I tried following ways, the cache can't be disabled.
I got 2T data, but I also got more than 2T cache file. I got pressure on storage. I need to diable cache or cleaned immediately after processed. Following ways are all not working, please give some help!
from datasets import disable_caching
from transformers import AutoTokenizer
disable_caching()
tokenizer = AutoTokenizer.from_pretrained(args.tokenizer_path)
def tokenization_fn(examples):
column_name = 'text' if 'text' in examples else 'data'
tokenized_inputs = tokenizer(
examples[column_name], return_special_tokens_mask=True, truncation=False,
max_length=tokenizer.model_max_length
)
return tokenized_inputs
data = load_dataset('json', data_files=save_local_path, split='train', cache_dir=None)

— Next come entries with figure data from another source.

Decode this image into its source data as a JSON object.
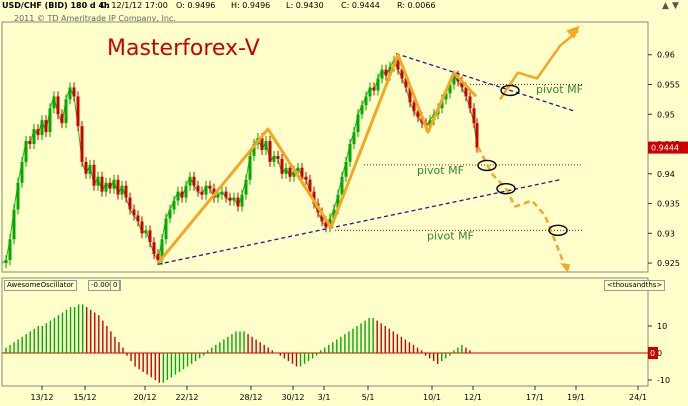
{
  "header": {
    "symbol": "USD/CHF (BID) 180 d 4h",
    "datetime": "D: 12/1/12 17:00",
    "open": "O: 0.9496",
    "high": "H: 0.9496",
    "low": "L: 0.9430",
    "close": "C: 0.9444",
    "range": "R: 0.0066",
    "copyright": "2011 © TD Ameritrade IP Company, Inc.",
    "scroll_up": "▲",
    "scroll_down": "▼"
  },
  "chart_data": [
    {
      "type": "candlestick",
      "title": "Masterforex-V",
      "ylim": [
        0.9235,
        0.9655
      ],
      "y_ticks": [
        "0.96",
        "0.955",
        "0.95",
        "0.945",
        "0.94",
        "0.935",
        "0.93",
        "0.925"
      ],
      "x_ticks": [
        "13/12",
        "15/12",
        "20/12",
        "22/12",
        "28/12",
        "30/12",
        "3/1",
        "5/1",
        "10/1",
        "12/1",
        "17/1",
        "19/1",
        "24/1"
      ],
      "last_price_label": "0.9444",
      "annotations": [
        "pivot MF",
        "pivot MF",
        "pivot MF"
      ],
      "trend_path_points": [
        {
          "x": "20/12",
          "y": 0.925
        },
        {
          "x": "28/12",
          "y": 0.9475
        },
        {
          "x": "3/1",
          "y": 0.931
        },
        {
          "x": "5/1",
          "y": 0.96
        },
        {
          "x": "10/1",
          "y": 0.947
        },
        {
          "x": "11/1",
          "y": 0.957
        },
        {
          "x": "12/1",
          "y": 0.953
        }
      ],
      "pivot_levels": [
        0.955,
        0.9415,
        0.9305
      ]
    },
    {
      "type": "bar",
      "title": "AwesomeOscillator",
      "value_label": "-0.0002",
      "extra_label": "0",
      "units_label": "<thousandths>",
      "y_ticks": [
        "10",
        "0",
        "-10"
      ],
      "current_value_label": "0"
    }
  ],
  "colors": {
    "background": "#ffffcc",
    "candle_up": "#00aa00",
    "candle_down": "#cc0000",
    "pattern": "#f5a623",
    "trendline": "#1a1a8c",
    "pivot_line": "#cc0000",
    "title": "#cc0000",
    "pivot_text": "#2e8b2e"
  }
}
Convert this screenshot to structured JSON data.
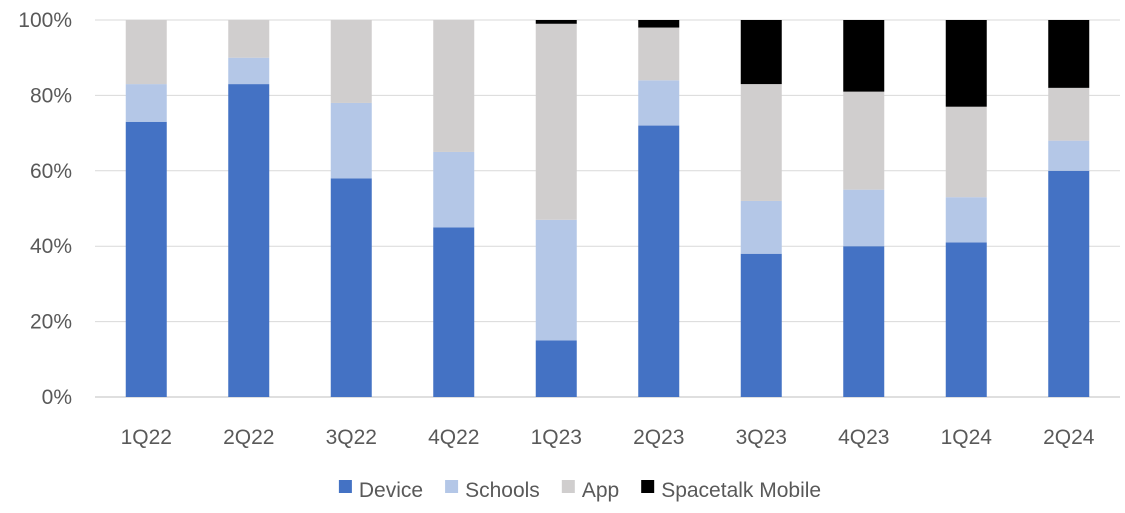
{
  "chart_data": {
    "type": "bar",
    "stacked": true,
    "categories": [
      "1Q22",
      "2Q22",
      "3Q22",
      "4Q22",
      "1Q23",
      "2Q23",
      "3Q23",
      "4Q23",
      "1Q24",
      "2Q24"
    ],
    "series": [
      {
        "name": "Device",
        "color": "#4472c4",
        "values": [
          73,
          83,
          58,
          45,
          15,
          72,
          38,
          40,
          41,
          60
        ]
      },
      {
        "name": "Schools",
        "color": "#b4c7e7",
        "values": [
          10,
          7,
          20,
          20,
          32,
          12,
          14,
          15,
          12,
          8
        ]
      },
      {
        "name": "App",
        "color": "#d0cece",
        "values": [
          17,
          10,
          22,
          35,
          52,
          14,
          31,
          26,
          24,
          14
        ]
      },
      {
        "name": "Spacetalk Mobile",
        "color": "#000000",
        "values": [
          0,
          0,
          0,
          0,
          1,
          2,
          17,
          19,
          23,
          18
        ]
      }
    ],
    "y_ticks": [
      "0%",
      "20%",
      "40%",
      "60%",
      "80%",
      "100%"
    ],
    "ylim": [
      0,
      100
    ],
    "grid": true,
    "legend_position": "bottom",
    "title": "",
    "xlabel": "",
    "ylabel": ""
  }
}
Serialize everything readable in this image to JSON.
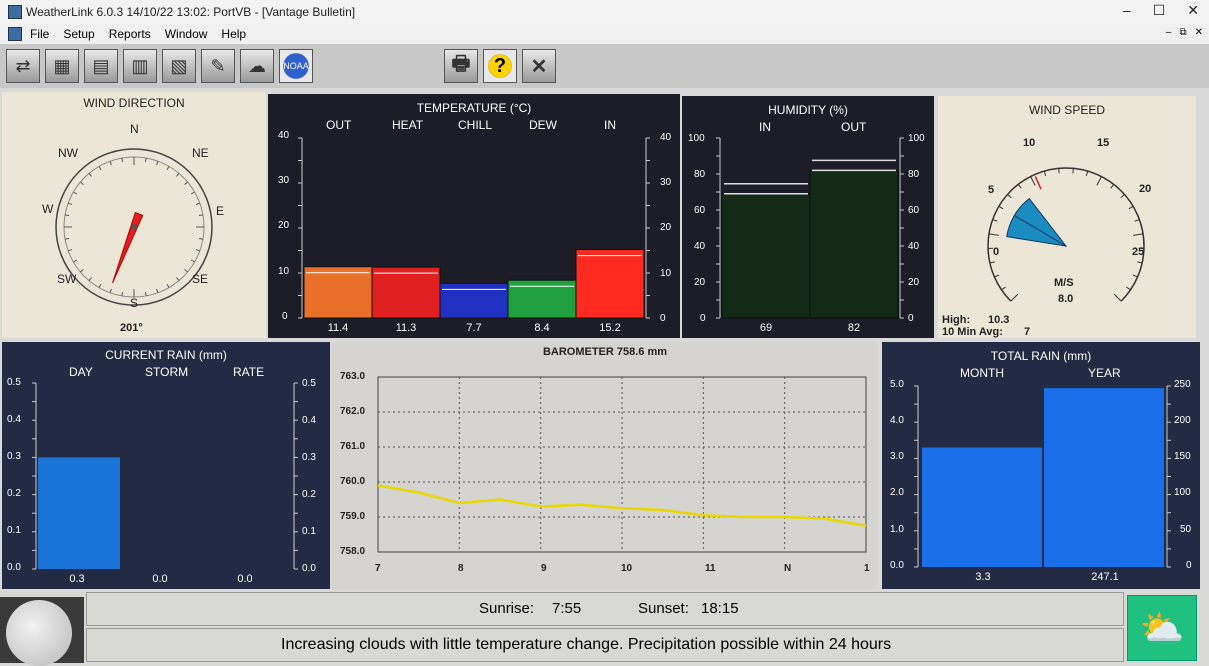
{
  "window": {
    "title": "WeatherLink 6.0.3  14/10/22  13:02: PortVB - [Vantage Bulletin]",
    "minimize": "–",
    "maximize": "☐",
    "close": "✕"
  },
  "menu": {
    "items": [
      "File",
      "Setup",
      "Reports",
      "Window",
      "Help"
    ],
    "mdi": [
      "–",
      "⧉",
      "✕"
    ]
  },
  "toolbar": {
    "buttons": [
      "connect",
      "station",
      "browse",
      "graph",
      "summary",
      "notes",
      "maps",
      "noaa"
    ],
    "print": "🖶",
    "help": "?",
    "close": "✕"
  },
  "wind_direction": {
    "title": "WIND DIRECTION",
    "N": "N",
    "NE": "NE",
    "E": "E",
    "SE": "SE",
    "S": "S",
    "SW": "SW",
    "W": "W",
    "NW": "NW",
    "value": "201°",
    "degrees": 201
  },
  "temperature": {
    "title": "TEMPERATURE (°C)",
    "labels": [
      "OUT",
      "HEAT",
      "CHILL",
      "DEW",
      "IN"
    ],
    "values": [
      "11.4",
      "11.3",
      "7.7",
      "8.4",
      "15.2"
    ],
    "ticks": [
      "40",
      "30",
      "20",
      "10",
      "0"
    ]
  },
  "humidity": {
    "title": "HUMIDITY (%)",
    "labels": [
      "IN",
      "OUT"
    ],
    "values": [
      "69",
      "82"
    ],
    "ticks": [
      "100",
      "80",
      "60",
      "40",
      "20",
      "0"
    ]
  },
  "wind_speed": {
    "title": "WIND SPEED",
    "ticks": [
      "0",
      "5",
      "10",
      "15",
      "20",
      "25"
    ],
    "unit": "M/S",
    "value": "8.0",
    "high_label": "High:",
    "high_value": "10.3",
    "avg_label": "10 Min Avg:",
    "avg_value": "7"
  },
  "current_rain": {
    "title": "CURRENT RAIN (mm)",
    "labels": [
      "DAY",
      "STORM",
      "RATE"
    ],
    "values": [
      "0.3",
      "0.0",
      "0.0"
    ],
    "ticks": [
      "0.5",
      "0.4",
      "0.3",
      "0.2",
      "0.1",
      "0.0"
    ]
  },
  "barometer": {
    "title": "BAROMETER  758.6 mm",
    "yticks": [
      "763.0",
      "762.0",
      "761.0",
      "760.0",
      "759.0",
      "758.0"
    ],
    "xticks": [
      "7",
      "8",
      "9",
      "10",
      "11",
      "N",
      "1"
    ]
  },
  "total_rain": {
    "title": "TOTAL RAIN (mm)",
    "labels": [
      "MONTH",
      "YEAR"
    ],
    "values": [
      "3.3",
      "247.1"
    ],
    "left_ticks": [
      "5.0",
      "4.0",
      "3.0",
      "2.0",
      "1.0",
      "0.0"
    ],
    "right_ticks": [
      "250",
      "200",
      "150",
      "100",
      "50",
      "0"
    ]
  },
  "status": {
    "sunrise_label": "Sunrise:",
    "sunrise": "7:55",
    "sunset_label": "Sunset:",
    "sunset": "18:15",
    "forecast": "Increasing clouds with little temperature change.  Precipitation possible within 24 hours"
  },
  "chart_data": [
    {
      "type": "bar",
      "title": "TEMPERATURE (°C)",
      "categories": [
        "OUT",
        "HEAT",
        "CHILL",
        "DEW",
        "IN"
      ],
      "values": [
        11.4,
        11.3,
        7.7,
        8.4,
        15.2
      ],
      "ylim": [
        0,
        40
      ],
      "colors": [
        "#e8702a",
        "#e02020",
        "#2030c0",
        "#20a040",
        "#ff2a20"
      ]
    },
    {
      "type": "bar",
      "title": "HUMIDITY (%)",
      "categories": [
        "IN",
        "OUT"
      ],
      "values": [
        69,
        82
      ],
      "ylim": [
        0,
        100
      ]
    },
    {
      "type": "bar",
      "title": "CURRENT RAIN (mm)",
      "categories": [
        "DAY",
        "STORM",
        "RATE"
      ],
      "values": [
        0.3,
        0.0,
        0.0
      ],
      "ylim": [
        0,
        0.5
      ]
    },
    {
      "type": "line",
      "title": "BAROMETER  758.6 mm",
      "x": [
        7,
        7.5,
        8,
        8.5,
        9,
        9.5,
        10,
        10.5,
        11,
        11.5,
        12,
        12.5,
        13
      ],
      "values": [
        759.9,
        759.7,
        759.4,
        759.5,
        759.3,
        759.35,
        759.25,
        759.2,
        759.05,
        759.0,
        759.0,
        758.95,
        758.75
      ],
      "xlabels": [
        "7",
        "8",
        "9",
        "10",
        "11",
        "N",
        "1"
      ],
      "ylim": [
        758.0,
        763.0
      ],
      "grid": true
    },
    {
      "type": "bar",
      "title": "TOTAL RAIN (mm)",
      "categories": [
        "MONTH",
        "YEAR"
      ],
      "values": [
        3.3,
        247.1
      ],
      "ylim_left": [
        0,
        5.0
      ],
      "ylim_right": [
        0,
        250
      ]
    }
  ]
}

data.cleanup_cache_files()
updated_dataset = data.map(tokenization_fn, load_from_cache_file=False)
updated_dataset .cleanup_cache_files()
Describe the bug
I tried following ways, the cache can't be disabled.
I got 2T data, but I also got more than 2T cache file. I got pressure on storage. I need to diable cache or cleaned immediately after processed. Following ways are all not working, please give some help!
Expected behavior
no cache file generated
Environment info
Ubuntu 20.04.6 LTS datasets 3.0.2